The risk of psychiatric side effects with rimonabant has caused the MHRA to advise that it should not be prescribed to patients with major depression or those being treated with antidepressants. Evidence suggests that 1 in 10 patients who take rimonabant may develop these psychiatric side effects.
Action: Previous advice placed rimonabant as a last line treatment option. This new advice will further restrict prescribing of this drug to patients who are not taking antidepressants and who have no personal history of depression.
The Cochrane Library has published a review of the combination of clopidogrel and aspirin versus aspirin alone for the prevention of cardiovascular disease.
The analysis reviewed randomised studies of more than 30 days duration comparing the combination of clopidogrel and aspirin with aspirin alone or aspirin and placebo.
The literature search identified 2 studies, CURE and CHARISMA. In CURE it was found that, for every 1,000 patients with acute non-ST segment coronary syndromes treated for 9 months, combination treatment would avoid 23 cardiovascular events at the expense of 10 major bleeds. In CHARISMA is was found that, for every 1,000 patients with a high cardiovascular risk (defined as existing CVD or risk factors for CVD) treated for 28 months, combination treatment would avoid 5 events at the expense of 3 major bleeds.
The authors conclude that the combination should not be used in place of long-term aspirin therapy in patients with established cardiovascular disease or those at high risk for the prevention of cardiovascular disease. They also conclude that in patients with acute non-ST segment coronary syndromes the benefits outweigh the harms and "treatment should be considered".
Action: The addition of clopidogrel to aspirin therapy is not necessary for the majority of patients. The exception is in acute coronary syndromes where the National Institute for Health and Clinical Excellence recommends the combination for a period of 12 months, after which treatment is continued with low-dose aspirin alone.
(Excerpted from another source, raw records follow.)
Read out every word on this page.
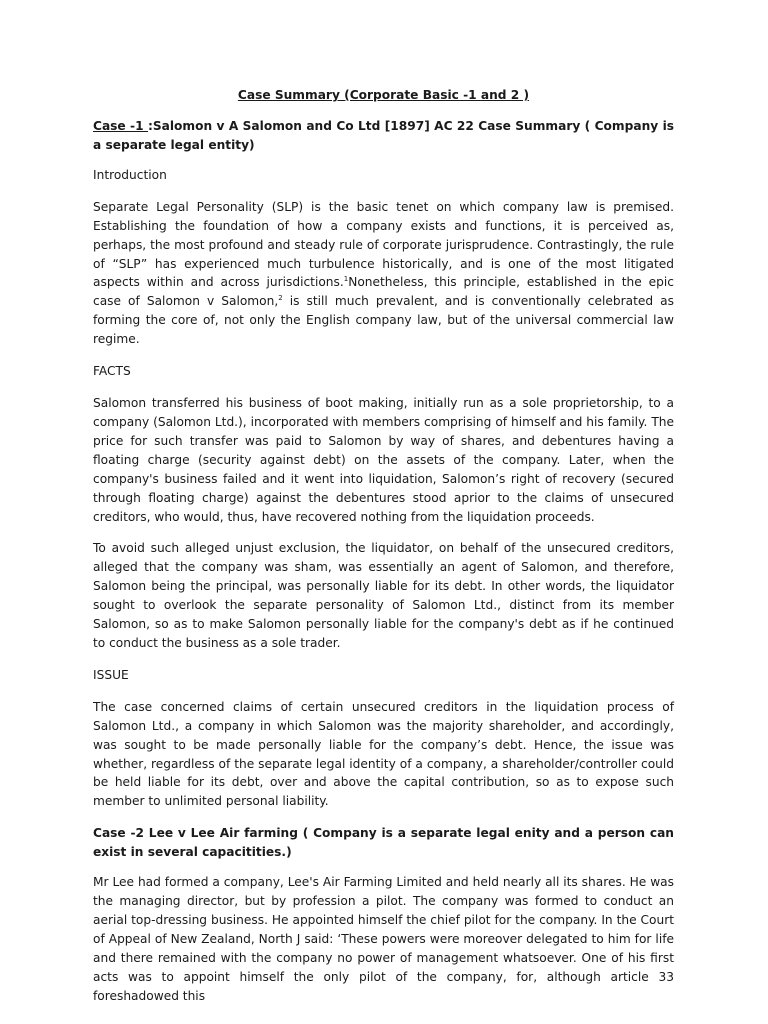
Case Summary (Corporate Basic -1 and 2 )
Case -1 :Salomon v A Salomon and Co Ltd [1897] AC 22 Case Summary ( Company is a separate legal entity)
Introduction
Separate Legal Personality (SLP) is the basic tenet on which company law is premised. Establishing the foundation of how a company exists and functions, it is perceived as, perhaps, the most profound and steady rule of corporate jurisprudence. Contrastingly, the rule of “SLP” has experienced much turbulence historically, and is one of the most litigated aspects within and across jurisdictions.$^1$Nonetheless, this principle, established in the epic case of Salomon v Salomon,$^2$ is still much prevalent, and is conventionally celebrated as forming the core of, not only the English company law, but of the universal commercial law regime.
FACTS
Salomon transferred his business of boot making, initially run as a sole proprietorship, to a company (Salomon Ltd.), incorporated with members comprising of himself and his family. The price for such transfer was paid to Salomon by way of shares, and debentures having a floating charge (security against debt) on the assets of the company. Later, when the company's business failed and it went into liquidation, Salomon’s right of recovery (secured through floating charge) against the debentures stood aprior to the claims of unsecured creditors, who would, thus, have recovered nothing from the liquidation proceeds.
To avoid such alleged unjust exclusion, the liquidator, on behalf of the unsecured creditors, alleged that the company was sham, was essentially an agent of Salomon, and therefore, Salomon being the principal, was personally liable for its debt. In other words, the liquidator sought to overlook the separate personality of Salomon Ltd., distinct from its member Salomon, so as to make Salomon personally liable for the company's debt as if he continued to conduct the business as a sole trader.
ISSUE
The case concerned claims of certain unsecured creditors in the liquidation process of Salomon Ltd., a company in which Salomon was the majority shareholder, and accordingly, was sought to be made personally liable for the company’s debt. Hence, the issue was whether, regardless of the separate legal identity of a company, a shareholder/controller could be held liable for its debt, over and above the capital contribution, so as to expose such member to unlimited personal liability.
Case -2 Lee v Lee Air farming ( Company is a separate legal enity and a person can exist in several capacitities.)
Mr Lee had formed a company, Lee's Air Farming Limited and held nearly all its shares. He was the managing director, but by profession a pilot. The company was formed to conduct an aerial top-dressing business. He appointed himself the chief pilot for the company. In the Court of Appeal of New Zealand, North J said: ‘These powers were moreover delegated to him for life and there remained with the company no power of management whatsoever. One of his first acts was to appoint himself the only pilot of the company, for, although article 33 foreshadowed this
The Cochrane Library has published a review of rosiglitazone for type 2 diabetes. PharmaTimes has reported on the publication and on the defence offered by the manufacturers.
The Cochrane analysis reviewed randomised studies of rosiglitazone of at least 24 weeks duration with placebo or active comparators. The RECORD study was not included in this review as the trial is ongoing. The aim of the review was to assess the effects of rosiglitazone in the treatment of type 2 diabetes.
The authors of this review found that rosiglitazone did not demonstrate clinically significant differences in glycaemic controlled, measured by HbA1c, when compared to other oral hypoglycaemics. Additionally, there were no data in any of the studies for outcomes of mortality or diabetic complications and the adverse event of oedema occurred approximately twice as often in patients taking rosiglitazone.
In light of the recent safety concerns relating to the risk of fracture and myocardial infarction the authors therefore conclude that clinicians should adopt a cautious approach to rosiglitazone and "other antidiabetic medications should be employed".
Action: It would seem prudent to suspend initiation of rosiglitazone in new patients and to review the risks and benefits of continued treatment in patients on existing therapy. As previously discussed, metformin is the first line hypoglycaemic with a sulphonylurea or pioglitazone suitable second line choices.